Canadian evidence-based guideline for the first-line treatment of chronic lymphocytic leukemia
- PMID: 30464698
- PMCID: PMC6209557
- DOI: 10.3747/co.25.4092
Canadian evidence-based guideline for the first-line treatment of chronic lymphocytic leukemia
Abstract
Chronic lymphocytic leukemia (cll) is the most common adult leukemia in North America. In Canada, no unified national guideline exists for the front-line treatment of cll; provincial guidelines vary and are largely based on funding. A group of clinical experts from across Canada developed a national evidence-based treatment guideline to provide health care professionals with clear guidance on the first-line management of cll. Consensus recommendations based on available evidence are presented for the first-line treatment of cll.
Keywords: Key Words Chronic lymphocytic leukemia; cll; fitness; prognosis; treatment.
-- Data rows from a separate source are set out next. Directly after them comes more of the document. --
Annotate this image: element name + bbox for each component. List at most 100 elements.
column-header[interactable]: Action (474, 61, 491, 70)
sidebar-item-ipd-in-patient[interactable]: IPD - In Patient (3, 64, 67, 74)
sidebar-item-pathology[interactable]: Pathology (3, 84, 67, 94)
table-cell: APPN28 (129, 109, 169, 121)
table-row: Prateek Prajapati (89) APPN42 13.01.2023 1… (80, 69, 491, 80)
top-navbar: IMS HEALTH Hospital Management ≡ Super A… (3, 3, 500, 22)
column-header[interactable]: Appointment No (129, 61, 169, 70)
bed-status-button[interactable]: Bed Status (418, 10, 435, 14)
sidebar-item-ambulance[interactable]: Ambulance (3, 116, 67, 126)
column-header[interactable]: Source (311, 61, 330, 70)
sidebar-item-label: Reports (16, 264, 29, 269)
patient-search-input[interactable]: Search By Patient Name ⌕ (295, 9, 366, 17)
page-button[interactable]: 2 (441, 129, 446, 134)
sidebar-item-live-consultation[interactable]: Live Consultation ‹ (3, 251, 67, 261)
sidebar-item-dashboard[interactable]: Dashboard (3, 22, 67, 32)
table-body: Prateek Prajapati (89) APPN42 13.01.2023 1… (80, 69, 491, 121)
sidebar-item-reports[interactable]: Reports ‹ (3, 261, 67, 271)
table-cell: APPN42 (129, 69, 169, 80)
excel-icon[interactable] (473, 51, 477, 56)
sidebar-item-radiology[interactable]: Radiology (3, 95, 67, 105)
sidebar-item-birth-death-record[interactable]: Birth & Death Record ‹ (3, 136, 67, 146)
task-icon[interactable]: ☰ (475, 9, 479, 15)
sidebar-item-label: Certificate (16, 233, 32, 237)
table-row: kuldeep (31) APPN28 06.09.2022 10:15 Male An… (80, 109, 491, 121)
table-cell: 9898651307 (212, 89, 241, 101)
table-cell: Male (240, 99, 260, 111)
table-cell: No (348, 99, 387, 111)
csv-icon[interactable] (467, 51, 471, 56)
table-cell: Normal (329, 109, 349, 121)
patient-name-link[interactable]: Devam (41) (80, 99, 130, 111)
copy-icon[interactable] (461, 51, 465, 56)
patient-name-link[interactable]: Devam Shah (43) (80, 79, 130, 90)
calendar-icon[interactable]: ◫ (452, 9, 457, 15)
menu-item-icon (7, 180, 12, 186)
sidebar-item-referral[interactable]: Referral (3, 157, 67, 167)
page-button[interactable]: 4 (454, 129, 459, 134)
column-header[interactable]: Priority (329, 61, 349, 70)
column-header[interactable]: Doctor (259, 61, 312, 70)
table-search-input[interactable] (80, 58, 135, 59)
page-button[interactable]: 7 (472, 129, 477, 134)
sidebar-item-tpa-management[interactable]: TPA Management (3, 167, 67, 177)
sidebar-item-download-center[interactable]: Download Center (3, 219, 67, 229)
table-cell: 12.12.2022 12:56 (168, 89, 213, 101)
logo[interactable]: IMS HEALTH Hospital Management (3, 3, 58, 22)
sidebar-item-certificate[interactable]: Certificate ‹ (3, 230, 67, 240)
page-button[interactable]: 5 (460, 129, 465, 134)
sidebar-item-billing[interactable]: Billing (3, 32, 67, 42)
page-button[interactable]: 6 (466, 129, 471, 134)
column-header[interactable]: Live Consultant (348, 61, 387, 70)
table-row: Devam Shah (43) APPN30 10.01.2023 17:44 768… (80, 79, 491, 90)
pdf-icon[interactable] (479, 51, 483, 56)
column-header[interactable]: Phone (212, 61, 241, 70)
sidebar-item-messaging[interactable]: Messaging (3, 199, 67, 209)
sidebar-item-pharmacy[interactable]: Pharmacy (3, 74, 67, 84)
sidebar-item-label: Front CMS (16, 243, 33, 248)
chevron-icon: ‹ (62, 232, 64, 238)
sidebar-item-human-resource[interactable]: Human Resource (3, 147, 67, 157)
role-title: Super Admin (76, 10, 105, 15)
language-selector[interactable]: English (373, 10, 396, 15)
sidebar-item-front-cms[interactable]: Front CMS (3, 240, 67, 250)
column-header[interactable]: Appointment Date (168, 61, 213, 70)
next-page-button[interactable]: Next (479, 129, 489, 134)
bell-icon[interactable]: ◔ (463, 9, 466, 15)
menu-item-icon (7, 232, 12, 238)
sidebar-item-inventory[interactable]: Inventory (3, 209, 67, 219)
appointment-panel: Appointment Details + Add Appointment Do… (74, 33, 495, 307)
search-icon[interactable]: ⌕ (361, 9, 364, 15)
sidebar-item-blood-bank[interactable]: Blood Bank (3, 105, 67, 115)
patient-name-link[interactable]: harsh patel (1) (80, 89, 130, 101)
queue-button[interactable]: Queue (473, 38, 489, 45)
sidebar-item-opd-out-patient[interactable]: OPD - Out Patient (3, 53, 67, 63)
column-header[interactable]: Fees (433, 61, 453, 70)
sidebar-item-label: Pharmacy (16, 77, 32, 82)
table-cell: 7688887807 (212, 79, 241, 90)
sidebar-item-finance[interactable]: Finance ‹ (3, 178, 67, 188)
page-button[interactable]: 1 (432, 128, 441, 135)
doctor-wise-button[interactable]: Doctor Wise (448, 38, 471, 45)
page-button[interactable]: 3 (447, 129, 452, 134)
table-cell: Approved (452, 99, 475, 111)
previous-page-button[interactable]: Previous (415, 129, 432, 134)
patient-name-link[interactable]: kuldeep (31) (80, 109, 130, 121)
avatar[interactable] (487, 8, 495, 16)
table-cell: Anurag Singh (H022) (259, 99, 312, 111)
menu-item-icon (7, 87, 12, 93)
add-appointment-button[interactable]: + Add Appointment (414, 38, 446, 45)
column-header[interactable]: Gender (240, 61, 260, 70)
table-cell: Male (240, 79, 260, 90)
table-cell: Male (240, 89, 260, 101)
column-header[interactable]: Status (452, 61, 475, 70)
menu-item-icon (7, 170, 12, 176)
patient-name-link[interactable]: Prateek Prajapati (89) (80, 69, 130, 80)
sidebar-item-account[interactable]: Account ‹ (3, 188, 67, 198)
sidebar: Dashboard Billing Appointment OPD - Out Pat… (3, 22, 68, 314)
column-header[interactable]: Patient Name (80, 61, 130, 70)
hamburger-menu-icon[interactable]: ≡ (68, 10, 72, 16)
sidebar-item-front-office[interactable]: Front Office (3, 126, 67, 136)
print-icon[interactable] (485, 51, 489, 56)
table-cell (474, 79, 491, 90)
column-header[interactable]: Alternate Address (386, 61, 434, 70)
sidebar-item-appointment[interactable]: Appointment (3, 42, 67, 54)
Conflict of interest statement
CONFLICT OF INTEREST DISCLOSURES We have read and understood Current Oncology’s policy on disclosing conflicts of interest, and we declare the following interests: CO reports personal fees from Roche, Janssen, Gilead, AbbVie, Merck, AstraZeneca, and Lundbeck/Teva outside the submitted work; VB sits on advisory boards for AstraZeneca, AbbVie, Janssen, Lundbeck, Gilead, Roche, and has received grants from Research Manitoba, the CancerCare Manitoba Foundation, and Lundbeck outside the submitted work; ASG reports personal fees from Janssen, Lundbeck, and AbbVie outside the submitted work; SA reports personal fees from Roche and Pfizer outside the submitted work; CC reports other considerations from Celgene, Janssen, and Gilead outside the submitted work; KSR reports personal fees from Celgene, Janssen, Gilead, Roche, AstraZeneca, and AbbVie outside the submitted work; EL reports grants from Roche, Gilead, and Lundbeck during the conduct of the study; GF reports grants and personal fees from Celgene and AbbVie, and personal fees from Janssen outside the submitted work.